Home Loans: RBA Drops Rates, Stay or Switch Provider?

Owning a home is the biggest financial commitment many Australian families will ever make, with a mortgage being a significant financial outlay.
If you have a home loan, pay close attention to how your provider responds when the Reserve Bank of Australia (RBA) lowers the cash rate. Ask yourself: “Is my lender passing on the full rate cut?”
Negotiate with your lender to get a better rate
Before you pick up the phone, find out exactly what you’re paying and what your current loan terms are. Then, do some research on what other lenders are offering. Look for a comparable loan amount, interest type (variable vs. fixed), and term. This will give you a clear picture of the market and what a fair interest rate looks like.
Armed with competitor offers, you can directly ask your lender to match or beat those rates. Many lenders have a “retention team” specifically to prevent you from switching.
By preparing thoroughly and having a clear goal, you can take control of the conversation and potentially save thousands of dollars over the life of your loan.
- Aussie.com.au writes, Just like when it comes to negotiating your salary, if you don’t ask for something better, you likely won’t get it.
- Most lenders aren’t going to just spontaneously offer you a better rate – you’re going to have to ask for it. Of course, asking for a lower rate doesn’t guarantee you’ll get one. For example, if you have a history of being inconsistent with your mortgage repayments, lenders may be less willing to reward you with a lower interest rate. Engaging a mortgage broker can be beneficial as they have access to multiple lenders, can negotiate on your behalf, and help secure better loan terms and rates.
Switch home loan provider
You may not be happy with your current loan provider for various reasons. Maybe it’s time to say sayonara, adios, ciao. Loan providers tend to make it easy to switch from one to another. After all they’re all after your business.
- There’s more advice in a Canstar article:
- Refinancing a home loan is the process through which a homeowner swaps their loan, either to a different product or loan amount with the same lender, or switches to a different lender that takes over the existing mortgage.
- Refinancing can come with a range of costs. Some of the fees you may have to pay when refinancing your home loan include:
- Discharge fee: A fee charged by your current lender to pay out your existing loan.
- Application fee: A fee charged by your new lender to make a new loan application.

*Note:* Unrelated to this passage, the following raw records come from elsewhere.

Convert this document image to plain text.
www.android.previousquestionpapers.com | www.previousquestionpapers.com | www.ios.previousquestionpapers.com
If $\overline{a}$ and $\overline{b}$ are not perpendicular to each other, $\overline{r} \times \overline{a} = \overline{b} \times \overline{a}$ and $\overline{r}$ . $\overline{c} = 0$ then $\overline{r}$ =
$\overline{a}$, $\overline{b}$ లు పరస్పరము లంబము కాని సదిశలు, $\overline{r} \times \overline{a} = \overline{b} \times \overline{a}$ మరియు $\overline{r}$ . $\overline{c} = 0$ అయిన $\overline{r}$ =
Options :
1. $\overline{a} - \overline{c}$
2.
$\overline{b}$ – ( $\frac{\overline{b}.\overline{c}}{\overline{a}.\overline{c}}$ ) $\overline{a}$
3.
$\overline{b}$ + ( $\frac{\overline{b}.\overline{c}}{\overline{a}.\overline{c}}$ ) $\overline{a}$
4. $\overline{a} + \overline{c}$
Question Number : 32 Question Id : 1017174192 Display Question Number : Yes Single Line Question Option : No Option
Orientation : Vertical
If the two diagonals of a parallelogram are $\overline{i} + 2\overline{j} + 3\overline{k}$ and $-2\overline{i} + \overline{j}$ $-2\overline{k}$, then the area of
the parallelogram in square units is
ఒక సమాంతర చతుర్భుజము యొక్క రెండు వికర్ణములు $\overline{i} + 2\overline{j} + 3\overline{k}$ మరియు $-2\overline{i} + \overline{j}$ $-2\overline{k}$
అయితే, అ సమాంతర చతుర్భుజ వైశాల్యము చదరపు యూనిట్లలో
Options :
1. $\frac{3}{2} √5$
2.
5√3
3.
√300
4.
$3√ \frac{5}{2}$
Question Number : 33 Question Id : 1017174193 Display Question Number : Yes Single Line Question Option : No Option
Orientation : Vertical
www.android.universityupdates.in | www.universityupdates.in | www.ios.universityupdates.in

- Valuation fee: A fee charged by your new lender to determine your property’s current value.
- Lenders Mortgage Insurance (LMI): If you have less than 20% equity in your property, you may need to pay LMI, even if you already paid for it through your existing lender.
- Break fees: If you have a fixed-rate home loan, you will likely need to pay a break fee if you decide to refinance during the fixed rate period.
- The overall costs of refinancing will depend on your current lender, your new lender and potentially which state or territory you live in. Find the best refinance home loan rates for your needs by using the comparison table at the top of this page. The table shows rates from our Online Partners and allows you to filter for things like interest rate, comparison rate, provider, monthly repayment amount, loan amount, location, Star Rating, loan-to-value (LVR) and other loan features. It’s important to read any loan documentation, such as the Product Disclosure Statement (PDS) and Target Market Determination (TMD), for any loan product you’re considering. It may also be worth obtaining professional financial advice before making a decision.
Websites such as Canstar, Compare the Market, Mortgage Choice and iSelect are just a few companies that specialise in comparing loan rates.
Some things to consider when refinancing:
Choosing the right time to secure a fixed-rate home loan can be a major financial decision, especially in a market where the Reserve Bank of Australia (RBA) has recently been cutting the cash rate. While fixed rates can be appealing for their certainty, it’s crucial to consider all angles before committing.
Your Long-Term Goals. Beyond the immediate interest rate, your decision should align with your long-term financial goals. Do you want to:
- Pay off your mortgage sooner?
- Access equity for future renovations or investments?
- Simply reduce your monthly repayments for peace of mind?
You should also look closely at the features of any new loan, such as offset accounts, redraw facilities, and flexible repayment options. These features can significantly impact your overall financial well-being and may be more beneficial than a slightly lower interest rate.
The Cost of Switching. Finally, it’s vital to consider all the associated costs before making a change. Refinancing isn’t free. You may incur a range of fees, including:
- Discharge fees from your current lender
- Application and settlement fees from the new lender
- Lenders’ Mortgage Insurance (LMI) if your equity is below a certain threshold
- Break fees, especially if you are exiting a fixed-rate loan before its term ends
Sometimes, the total cost of switching can outweigh the savings from a new, lower rate. A thorough cost-benefit analysis will help you determine whether staying with your current lender, or even renegotiating your existing loan, is the most financially savvy option.
Getting a free house valuation
This couldn’t be easier for Australians. If you want to do it yourself then simply visit Domain, Aussie. Com, or Realestate to use their free online tool.
Alternatively, you can often get a free property valuation from a mortgage broker or lender as part of their refinancing services. This provides an unbiased and professional estimate of your home’s current market value at no upfront cost, making it easier to see if refinancing is right for you.